On October 15, 1996, pursuant to his participation in a sex offender treatment program, the defendant signed a treatment contract with The Connection, Inc., and its special services center for the treatment of problem sexual behavior (special services). The relevant portions of the treatment contract included punctual attendance at all treatment sessions, unless granted permission from a staff member to be late or to miss a session; abstaining from committing any criminal offenses; refraining from behavior that adversely affects treatment; and full and active participation in treatment sessions. The contract also stated in relevant part: “I understand and agree that any violation of the conditions of this contract may be grounds for termination from the program at the discretion of the staff.” (Emphasis added.)

On December 4, 2001, the defendant was discharged from the program for failure to abide by the terms of the treatment contract. On December 18, 2001, the defendant was charged with violation of probation pursuant to General Statutes § 53a-32 (a).1 The application for an arrest warrant included the affidavit of Craig J. Hanson, the defendant’s probation officer, which stated that the defendant had failed to attend nine group ses[202]*202sions in 2001 and provided medical excuses only for “less than one-half . . . .” The affidavit also stated that the defendant “disclosed that he had recently used prostitutes over the past several months” and had used those encounters “to counter his deviant fantasies over the course of his probation.” The defendant also “admitted that he actively fantasizes around sexual contact with minors and visualizes these prepubescent contacts while engaging in sex acts with adult females.” The affidavit further stated that the defendant had failed to complete homework assignments related to his treatment, such as an action plan related to high risk situations, and “has failed to consistently meet the expectations” of the program. On March 16, 2002, the defendant was arrested pursuant to a warrant.
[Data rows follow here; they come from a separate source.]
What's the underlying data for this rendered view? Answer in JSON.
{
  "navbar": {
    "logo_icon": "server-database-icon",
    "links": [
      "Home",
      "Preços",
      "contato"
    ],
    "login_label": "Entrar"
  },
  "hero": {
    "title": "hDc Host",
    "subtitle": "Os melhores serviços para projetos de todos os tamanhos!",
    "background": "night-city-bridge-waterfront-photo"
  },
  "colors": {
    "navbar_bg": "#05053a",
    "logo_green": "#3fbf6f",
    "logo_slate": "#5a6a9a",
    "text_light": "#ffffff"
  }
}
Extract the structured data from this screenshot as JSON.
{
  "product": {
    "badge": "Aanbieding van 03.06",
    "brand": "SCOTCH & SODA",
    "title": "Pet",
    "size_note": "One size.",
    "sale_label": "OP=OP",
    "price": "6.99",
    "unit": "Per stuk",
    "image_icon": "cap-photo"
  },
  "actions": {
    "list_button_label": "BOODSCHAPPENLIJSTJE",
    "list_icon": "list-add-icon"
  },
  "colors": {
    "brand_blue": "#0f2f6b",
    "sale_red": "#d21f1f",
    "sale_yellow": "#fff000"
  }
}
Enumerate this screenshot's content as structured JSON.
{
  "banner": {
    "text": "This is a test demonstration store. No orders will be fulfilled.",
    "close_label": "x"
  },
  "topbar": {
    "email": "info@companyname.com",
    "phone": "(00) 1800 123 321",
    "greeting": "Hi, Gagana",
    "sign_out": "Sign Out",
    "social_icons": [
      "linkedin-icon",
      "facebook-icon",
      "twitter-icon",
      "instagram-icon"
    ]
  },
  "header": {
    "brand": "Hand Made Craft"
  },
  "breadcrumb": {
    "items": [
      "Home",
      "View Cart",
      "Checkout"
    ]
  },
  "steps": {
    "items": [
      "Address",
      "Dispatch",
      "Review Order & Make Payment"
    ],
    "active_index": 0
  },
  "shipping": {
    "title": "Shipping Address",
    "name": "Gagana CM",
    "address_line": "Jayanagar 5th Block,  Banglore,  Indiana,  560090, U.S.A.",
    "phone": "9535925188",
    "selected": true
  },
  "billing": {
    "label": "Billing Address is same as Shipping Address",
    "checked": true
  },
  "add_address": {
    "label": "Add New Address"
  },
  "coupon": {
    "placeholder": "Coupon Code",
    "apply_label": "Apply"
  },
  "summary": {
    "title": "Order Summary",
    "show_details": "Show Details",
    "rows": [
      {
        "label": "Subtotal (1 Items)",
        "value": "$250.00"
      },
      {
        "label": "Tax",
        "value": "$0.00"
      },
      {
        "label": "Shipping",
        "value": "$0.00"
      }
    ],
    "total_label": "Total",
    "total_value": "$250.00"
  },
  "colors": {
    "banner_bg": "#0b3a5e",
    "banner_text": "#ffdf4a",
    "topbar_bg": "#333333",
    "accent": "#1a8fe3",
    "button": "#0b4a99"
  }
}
On April 9, 2002, the court began a hearing to determine whether the defendant had violated his probation. Charles Shideler, a staff therapist with special services, testified that failure to abide by the conditions of the treatment contract could result in discharge from the program. He testified that the defendant had missed nine treatment sessions in violation of the contract. Shideler also stated that the defendant had failed to complete action plans, failed to complete homework and, in five years, had completed only one stage of the six stage program. According to Shideler, the defendant was still a high risk to the community and had not been rehabilitated in the program.

Hanson testified that the beneficial purposes of probation were no longer being served as to the defendant. Hanson testified that the twenty days remaining in the defendant’s probation would not reduce his risk to the community because the defendant’s “actions already with the prostitutes and fantasizing about having [and] visualizing sex with minors while having sex with prostitutes” was a “red flag” and might actually lead to the defendant’s committing a crime against a child.

[203]*203Following the presentation of the evidence and closing arguments, the court found that the defendant had violated the condition of probation requiring sex offender treatment and, thus, was in violation of his probation. As a result, the probation was revoked, and the court ordered the defendant to serve the remaining seven years of his sentence. This appeal followed.

I

The defendant first claims that the court improperly found that he had violated his probation. He argues that the state did not prove by a preponderance of the evidence that (1) he did not complete his homework and action plans for dealing with high risk situations he would encounter, (2) that he missed program classes in 2001 without a valid excuse and (3) that he violated a criminal law based on his admission that he had engaged the services of a prostitute.2 We do not need to address that claim because the defendant waived it during the hearing.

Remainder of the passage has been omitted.